Known as the Coffee Blockchain initiative, the pilot was activated simultaneously by Jose Dauster Sette, executive director of the International Coffee Organisation from Nairobi and Anup Wadhawan, India’s commerce secretary from New Delhi.
The project was announced by Suresh Prabhu, minister for commerce and industry, in Delhi last September. So, why did it take six months for the project to go live?
“There were more than 20 stakeholders from three different countries. We had to get all of them on board, and then test the platform. We believe this is perhaps only the third attempt at a coffee blockchain after France and Ethiopia,” said Srivatsa Krishna, chief executive officer and secretary of the Coffee Board, a government organisation tasked with promoting Indian coffee.
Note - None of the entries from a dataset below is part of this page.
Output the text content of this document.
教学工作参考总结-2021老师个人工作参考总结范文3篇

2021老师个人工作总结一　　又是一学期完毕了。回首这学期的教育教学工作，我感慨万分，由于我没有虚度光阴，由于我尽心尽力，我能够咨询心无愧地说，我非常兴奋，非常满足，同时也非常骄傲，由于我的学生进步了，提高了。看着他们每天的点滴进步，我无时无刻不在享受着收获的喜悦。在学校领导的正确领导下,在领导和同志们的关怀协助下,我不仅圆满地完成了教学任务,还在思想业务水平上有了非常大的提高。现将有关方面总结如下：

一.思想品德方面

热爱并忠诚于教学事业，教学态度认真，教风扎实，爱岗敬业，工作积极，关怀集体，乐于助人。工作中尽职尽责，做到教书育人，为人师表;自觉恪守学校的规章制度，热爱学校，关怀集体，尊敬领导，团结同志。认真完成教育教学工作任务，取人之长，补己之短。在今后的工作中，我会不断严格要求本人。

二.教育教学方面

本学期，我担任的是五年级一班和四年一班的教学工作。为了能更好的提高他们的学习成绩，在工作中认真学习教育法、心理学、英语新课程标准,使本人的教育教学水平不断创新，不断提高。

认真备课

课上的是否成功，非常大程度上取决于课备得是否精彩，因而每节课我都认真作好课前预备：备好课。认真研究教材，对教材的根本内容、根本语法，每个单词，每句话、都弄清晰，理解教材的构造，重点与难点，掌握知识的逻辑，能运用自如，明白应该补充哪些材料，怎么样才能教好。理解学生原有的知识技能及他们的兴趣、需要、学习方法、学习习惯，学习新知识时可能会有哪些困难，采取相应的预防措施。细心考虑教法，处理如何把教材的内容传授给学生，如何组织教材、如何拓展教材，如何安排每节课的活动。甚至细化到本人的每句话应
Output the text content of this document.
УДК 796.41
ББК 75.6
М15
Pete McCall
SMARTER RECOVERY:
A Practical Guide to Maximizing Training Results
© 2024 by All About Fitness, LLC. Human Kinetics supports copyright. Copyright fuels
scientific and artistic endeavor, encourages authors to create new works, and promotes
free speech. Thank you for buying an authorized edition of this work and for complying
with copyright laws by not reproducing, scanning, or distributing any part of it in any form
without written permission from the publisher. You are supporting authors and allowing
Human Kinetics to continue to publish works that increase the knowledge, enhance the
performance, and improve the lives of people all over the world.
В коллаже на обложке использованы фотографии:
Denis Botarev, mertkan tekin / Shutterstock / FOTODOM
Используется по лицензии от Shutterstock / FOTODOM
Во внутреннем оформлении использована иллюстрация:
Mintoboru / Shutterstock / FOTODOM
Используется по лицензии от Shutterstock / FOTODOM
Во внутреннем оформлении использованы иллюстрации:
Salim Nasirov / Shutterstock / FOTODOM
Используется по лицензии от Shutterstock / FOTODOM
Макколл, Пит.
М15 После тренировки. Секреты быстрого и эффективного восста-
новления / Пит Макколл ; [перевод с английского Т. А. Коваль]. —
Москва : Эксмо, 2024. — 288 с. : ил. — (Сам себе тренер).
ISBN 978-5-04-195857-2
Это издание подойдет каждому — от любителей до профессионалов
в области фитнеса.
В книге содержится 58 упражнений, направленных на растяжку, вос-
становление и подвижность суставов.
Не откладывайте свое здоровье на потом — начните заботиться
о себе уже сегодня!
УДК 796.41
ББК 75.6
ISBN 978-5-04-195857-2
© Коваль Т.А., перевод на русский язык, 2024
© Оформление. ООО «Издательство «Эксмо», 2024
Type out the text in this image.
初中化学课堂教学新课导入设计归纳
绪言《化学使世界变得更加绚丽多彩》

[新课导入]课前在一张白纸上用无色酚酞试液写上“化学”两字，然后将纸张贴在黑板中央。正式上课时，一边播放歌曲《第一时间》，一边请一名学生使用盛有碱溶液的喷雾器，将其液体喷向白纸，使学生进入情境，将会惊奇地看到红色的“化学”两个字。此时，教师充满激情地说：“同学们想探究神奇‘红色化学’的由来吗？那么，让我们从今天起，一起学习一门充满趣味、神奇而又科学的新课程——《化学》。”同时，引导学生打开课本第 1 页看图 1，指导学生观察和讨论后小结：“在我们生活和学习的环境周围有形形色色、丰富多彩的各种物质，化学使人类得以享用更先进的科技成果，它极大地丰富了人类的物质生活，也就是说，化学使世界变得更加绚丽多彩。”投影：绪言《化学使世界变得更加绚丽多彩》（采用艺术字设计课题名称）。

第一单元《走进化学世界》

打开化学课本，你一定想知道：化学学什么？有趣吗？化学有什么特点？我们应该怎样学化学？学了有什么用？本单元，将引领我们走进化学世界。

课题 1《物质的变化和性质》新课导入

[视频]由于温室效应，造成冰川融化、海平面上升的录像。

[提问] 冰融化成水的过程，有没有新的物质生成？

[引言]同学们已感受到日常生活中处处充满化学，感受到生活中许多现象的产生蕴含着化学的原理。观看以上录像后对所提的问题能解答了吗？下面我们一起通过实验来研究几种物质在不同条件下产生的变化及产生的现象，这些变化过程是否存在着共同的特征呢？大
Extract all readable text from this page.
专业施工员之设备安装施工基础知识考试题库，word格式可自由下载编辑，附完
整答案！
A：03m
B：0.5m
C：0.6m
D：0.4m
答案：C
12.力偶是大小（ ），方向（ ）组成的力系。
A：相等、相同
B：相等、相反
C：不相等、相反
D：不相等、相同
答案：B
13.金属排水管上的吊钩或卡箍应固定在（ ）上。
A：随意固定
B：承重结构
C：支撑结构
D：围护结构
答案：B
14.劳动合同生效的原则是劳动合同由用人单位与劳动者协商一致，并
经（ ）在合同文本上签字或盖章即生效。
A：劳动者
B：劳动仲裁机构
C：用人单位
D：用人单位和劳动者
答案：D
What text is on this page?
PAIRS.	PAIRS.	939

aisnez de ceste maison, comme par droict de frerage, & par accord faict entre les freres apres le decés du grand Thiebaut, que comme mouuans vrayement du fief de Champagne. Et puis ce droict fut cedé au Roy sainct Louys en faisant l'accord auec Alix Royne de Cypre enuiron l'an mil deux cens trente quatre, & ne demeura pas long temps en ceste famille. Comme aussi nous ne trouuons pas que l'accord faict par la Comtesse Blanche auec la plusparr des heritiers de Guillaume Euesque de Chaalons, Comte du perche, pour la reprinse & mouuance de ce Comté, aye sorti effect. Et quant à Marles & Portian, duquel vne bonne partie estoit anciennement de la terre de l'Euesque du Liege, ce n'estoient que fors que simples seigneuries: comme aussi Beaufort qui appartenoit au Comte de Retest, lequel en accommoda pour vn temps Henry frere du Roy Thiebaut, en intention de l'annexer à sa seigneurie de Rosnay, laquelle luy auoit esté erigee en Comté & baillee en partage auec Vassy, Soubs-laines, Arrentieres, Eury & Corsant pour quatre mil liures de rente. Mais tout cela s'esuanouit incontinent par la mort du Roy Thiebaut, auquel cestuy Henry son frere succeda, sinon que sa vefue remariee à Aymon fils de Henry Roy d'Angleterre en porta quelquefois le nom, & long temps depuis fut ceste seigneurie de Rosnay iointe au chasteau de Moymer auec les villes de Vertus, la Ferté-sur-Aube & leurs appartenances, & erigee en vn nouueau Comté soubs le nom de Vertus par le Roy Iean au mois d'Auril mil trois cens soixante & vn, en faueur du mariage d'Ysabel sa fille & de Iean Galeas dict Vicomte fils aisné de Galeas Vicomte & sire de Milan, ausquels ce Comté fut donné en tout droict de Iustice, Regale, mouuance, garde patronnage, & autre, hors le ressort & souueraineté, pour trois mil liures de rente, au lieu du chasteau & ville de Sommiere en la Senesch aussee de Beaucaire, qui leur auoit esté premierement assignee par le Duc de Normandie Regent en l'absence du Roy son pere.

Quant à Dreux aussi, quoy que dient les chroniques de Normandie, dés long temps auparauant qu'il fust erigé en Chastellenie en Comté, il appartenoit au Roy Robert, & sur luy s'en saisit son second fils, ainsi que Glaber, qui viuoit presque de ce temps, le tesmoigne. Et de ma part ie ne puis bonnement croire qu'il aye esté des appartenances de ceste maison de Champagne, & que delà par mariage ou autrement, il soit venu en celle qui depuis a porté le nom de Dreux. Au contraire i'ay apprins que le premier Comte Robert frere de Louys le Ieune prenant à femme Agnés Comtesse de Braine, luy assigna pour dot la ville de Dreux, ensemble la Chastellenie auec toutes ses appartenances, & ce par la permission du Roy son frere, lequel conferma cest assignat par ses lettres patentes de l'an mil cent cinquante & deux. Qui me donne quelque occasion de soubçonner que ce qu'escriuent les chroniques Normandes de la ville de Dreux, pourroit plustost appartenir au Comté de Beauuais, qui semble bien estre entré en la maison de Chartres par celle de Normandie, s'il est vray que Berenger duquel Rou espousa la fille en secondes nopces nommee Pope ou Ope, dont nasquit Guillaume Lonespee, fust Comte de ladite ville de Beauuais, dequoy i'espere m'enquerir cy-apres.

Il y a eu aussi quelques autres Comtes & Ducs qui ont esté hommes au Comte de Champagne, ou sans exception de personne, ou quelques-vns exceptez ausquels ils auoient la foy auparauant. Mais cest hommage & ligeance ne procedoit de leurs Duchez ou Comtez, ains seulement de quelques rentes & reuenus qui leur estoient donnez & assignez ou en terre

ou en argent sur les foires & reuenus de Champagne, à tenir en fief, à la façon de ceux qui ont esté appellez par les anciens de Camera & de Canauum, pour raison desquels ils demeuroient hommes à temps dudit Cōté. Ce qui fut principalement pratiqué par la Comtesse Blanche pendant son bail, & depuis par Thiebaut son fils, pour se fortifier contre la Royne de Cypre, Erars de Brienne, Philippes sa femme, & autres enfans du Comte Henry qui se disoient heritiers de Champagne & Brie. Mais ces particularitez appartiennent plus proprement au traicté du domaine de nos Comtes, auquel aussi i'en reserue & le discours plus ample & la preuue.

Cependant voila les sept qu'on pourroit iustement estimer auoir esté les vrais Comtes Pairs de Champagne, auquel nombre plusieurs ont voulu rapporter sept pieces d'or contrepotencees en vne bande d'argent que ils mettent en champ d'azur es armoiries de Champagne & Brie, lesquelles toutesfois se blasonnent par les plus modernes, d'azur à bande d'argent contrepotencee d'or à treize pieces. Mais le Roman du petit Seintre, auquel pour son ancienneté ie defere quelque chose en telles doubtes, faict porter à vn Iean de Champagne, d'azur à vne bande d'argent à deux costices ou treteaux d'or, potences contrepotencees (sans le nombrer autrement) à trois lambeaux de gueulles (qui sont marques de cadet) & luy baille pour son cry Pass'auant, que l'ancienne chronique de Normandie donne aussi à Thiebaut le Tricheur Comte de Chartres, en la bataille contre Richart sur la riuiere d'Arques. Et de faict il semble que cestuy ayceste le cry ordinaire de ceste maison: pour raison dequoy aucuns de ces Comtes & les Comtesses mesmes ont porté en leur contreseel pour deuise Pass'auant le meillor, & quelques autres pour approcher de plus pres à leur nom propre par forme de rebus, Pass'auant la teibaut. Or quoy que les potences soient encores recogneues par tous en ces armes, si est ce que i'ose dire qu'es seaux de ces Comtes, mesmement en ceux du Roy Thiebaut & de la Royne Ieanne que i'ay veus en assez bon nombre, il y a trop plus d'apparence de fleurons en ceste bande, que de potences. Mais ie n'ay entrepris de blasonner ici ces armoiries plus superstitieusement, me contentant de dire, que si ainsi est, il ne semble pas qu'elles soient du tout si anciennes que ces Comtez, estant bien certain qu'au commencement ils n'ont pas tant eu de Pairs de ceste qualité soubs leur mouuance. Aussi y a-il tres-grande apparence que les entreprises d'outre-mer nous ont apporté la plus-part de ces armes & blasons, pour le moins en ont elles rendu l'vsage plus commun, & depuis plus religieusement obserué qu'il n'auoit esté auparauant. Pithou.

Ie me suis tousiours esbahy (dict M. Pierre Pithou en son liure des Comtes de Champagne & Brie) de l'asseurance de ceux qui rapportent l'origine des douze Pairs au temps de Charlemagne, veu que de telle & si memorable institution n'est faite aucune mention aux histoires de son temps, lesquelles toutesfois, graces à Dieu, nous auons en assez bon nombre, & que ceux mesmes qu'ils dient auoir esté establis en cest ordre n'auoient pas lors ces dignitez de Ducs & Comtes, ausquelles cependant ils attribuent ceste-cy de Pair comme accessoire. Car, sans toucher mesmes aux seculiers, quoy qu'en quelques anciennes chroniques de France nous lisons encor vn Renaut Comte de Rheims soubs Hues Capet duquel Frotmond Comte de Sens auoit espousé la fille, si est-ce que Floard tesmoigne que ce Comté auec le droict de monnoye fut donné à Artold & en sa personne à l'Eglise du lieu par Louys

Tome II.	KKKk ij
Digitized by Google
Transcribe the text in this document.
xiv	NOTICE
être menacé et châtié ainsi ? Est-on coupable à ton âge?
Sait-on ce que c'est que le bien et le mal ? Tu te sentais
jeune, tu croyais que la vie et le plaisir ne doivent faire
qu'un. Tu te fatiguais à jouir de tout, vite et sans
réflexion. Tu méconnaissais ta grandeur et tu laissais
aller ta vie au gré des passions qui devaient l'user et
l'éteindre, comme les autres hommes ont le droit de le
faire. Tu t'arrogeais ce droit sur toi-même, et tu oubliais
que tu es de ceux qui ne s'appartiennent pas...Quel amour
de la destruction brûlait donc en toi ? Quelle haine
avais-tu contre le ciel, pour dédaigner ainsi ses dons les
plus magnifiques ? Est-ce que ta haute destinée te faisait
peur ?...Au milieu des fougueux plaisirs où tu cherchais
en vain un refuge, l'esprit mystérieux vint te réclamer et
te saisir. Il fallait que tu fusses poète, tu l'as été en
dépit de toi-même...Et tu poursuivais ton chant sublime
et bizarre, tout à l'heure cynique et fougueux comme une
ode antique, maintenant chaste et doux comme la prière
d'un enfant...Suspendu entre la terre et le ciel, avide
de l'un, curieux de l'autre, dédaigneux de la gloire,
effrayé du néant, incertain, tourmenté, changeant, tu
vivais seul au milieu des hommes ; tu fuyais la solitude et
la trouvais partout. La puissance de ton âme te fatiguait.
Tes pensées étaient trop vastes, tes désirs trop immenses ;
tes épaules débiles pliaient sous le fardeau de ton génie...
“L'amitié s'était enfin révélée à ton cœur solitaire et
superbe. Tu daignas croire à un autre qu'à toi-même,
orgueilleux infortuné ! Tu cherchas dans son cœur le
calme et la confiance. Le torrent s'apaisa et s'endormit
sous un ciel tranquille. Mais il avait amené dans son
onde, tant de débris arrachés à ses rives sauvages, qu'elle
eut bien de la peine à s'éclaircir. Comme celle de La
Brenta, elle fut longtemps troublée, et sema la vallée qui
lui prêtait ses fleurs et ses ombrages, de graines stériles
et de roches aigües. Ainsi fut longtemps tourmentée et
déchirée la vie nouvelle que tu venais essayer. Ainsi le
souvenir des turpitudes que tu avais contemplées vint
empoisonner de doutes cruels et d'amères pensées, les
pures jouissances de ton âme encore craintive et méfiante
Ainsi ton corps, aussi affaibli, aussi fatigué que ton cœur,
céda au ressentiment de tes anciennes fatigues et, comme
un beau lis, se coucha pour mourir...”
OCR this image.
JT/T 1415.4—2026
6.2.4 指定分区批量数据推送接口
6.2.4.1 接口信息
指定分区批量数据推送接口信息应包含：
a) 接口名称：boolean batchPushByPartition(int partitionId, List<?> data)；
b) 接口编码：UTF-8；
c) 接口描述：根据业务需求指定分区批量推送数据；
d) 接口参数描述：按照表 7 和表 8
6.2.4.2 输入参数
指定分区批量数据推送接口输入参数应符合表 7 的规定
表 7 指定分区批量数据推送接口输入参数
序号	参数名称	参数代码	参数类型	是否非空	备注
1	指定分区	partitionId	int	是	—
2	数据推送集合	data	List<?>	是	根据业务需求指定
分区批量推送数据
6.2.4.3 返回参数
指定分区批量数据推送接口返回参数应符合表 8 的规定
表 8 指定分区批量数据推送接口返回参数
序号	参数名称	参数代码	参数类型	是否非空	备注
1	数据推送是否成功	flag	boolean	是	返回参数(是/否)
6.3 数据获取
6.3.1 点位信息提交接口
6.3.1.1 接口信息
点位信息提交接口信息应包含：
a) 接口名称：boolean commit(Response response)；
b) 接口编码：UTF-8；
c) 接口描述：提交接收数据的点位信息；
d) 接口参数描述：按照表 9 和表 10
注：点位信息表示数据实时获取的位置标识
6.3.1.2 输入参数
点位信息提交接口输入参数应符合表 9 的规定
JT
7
The blockchain platform will allow a coffee producer to directly transact with multiple buyers.
In India, coffee is cultivated in about 454,000 hectares by 366,000 coffee farmers — 98% of them small farmers — whose returns are meagre. Krishna said the aim of using blockchain is to “premium-ise” coffee, add “bean-to-cup traceability” and cut the role of middlemen.
The blockchain-based solution was developed in coordination with Eka Software Solutions. Manav Garg, the company’s CEO and founder, said the idea of using blockchain is to “record the first smart contract on a blockchain with the 20-odd stakeholders, and establish trust in the marketplace”.
“With this activation, we are confident that the Coffee Board of India will help the Indian coffee trade make more inroads into the premium market internationally and make India one of the top three coffee producers in the world,” Garg added.
Krishna said the Coffee Board is also “testing” blockchain-based solutions from a couple of other vendors but added that “the one from Eka Software was the most suitable at this moment”.
Blockchain is no longer a technology that is just about powering cryptocurrencies like bitcoin and ether. A distributed digital ledger technology (DLT), it is also being used by manufacturing companies to improve their supply chains; by healthcare and electricity companies; and by the financial sector to make transactions more transparent.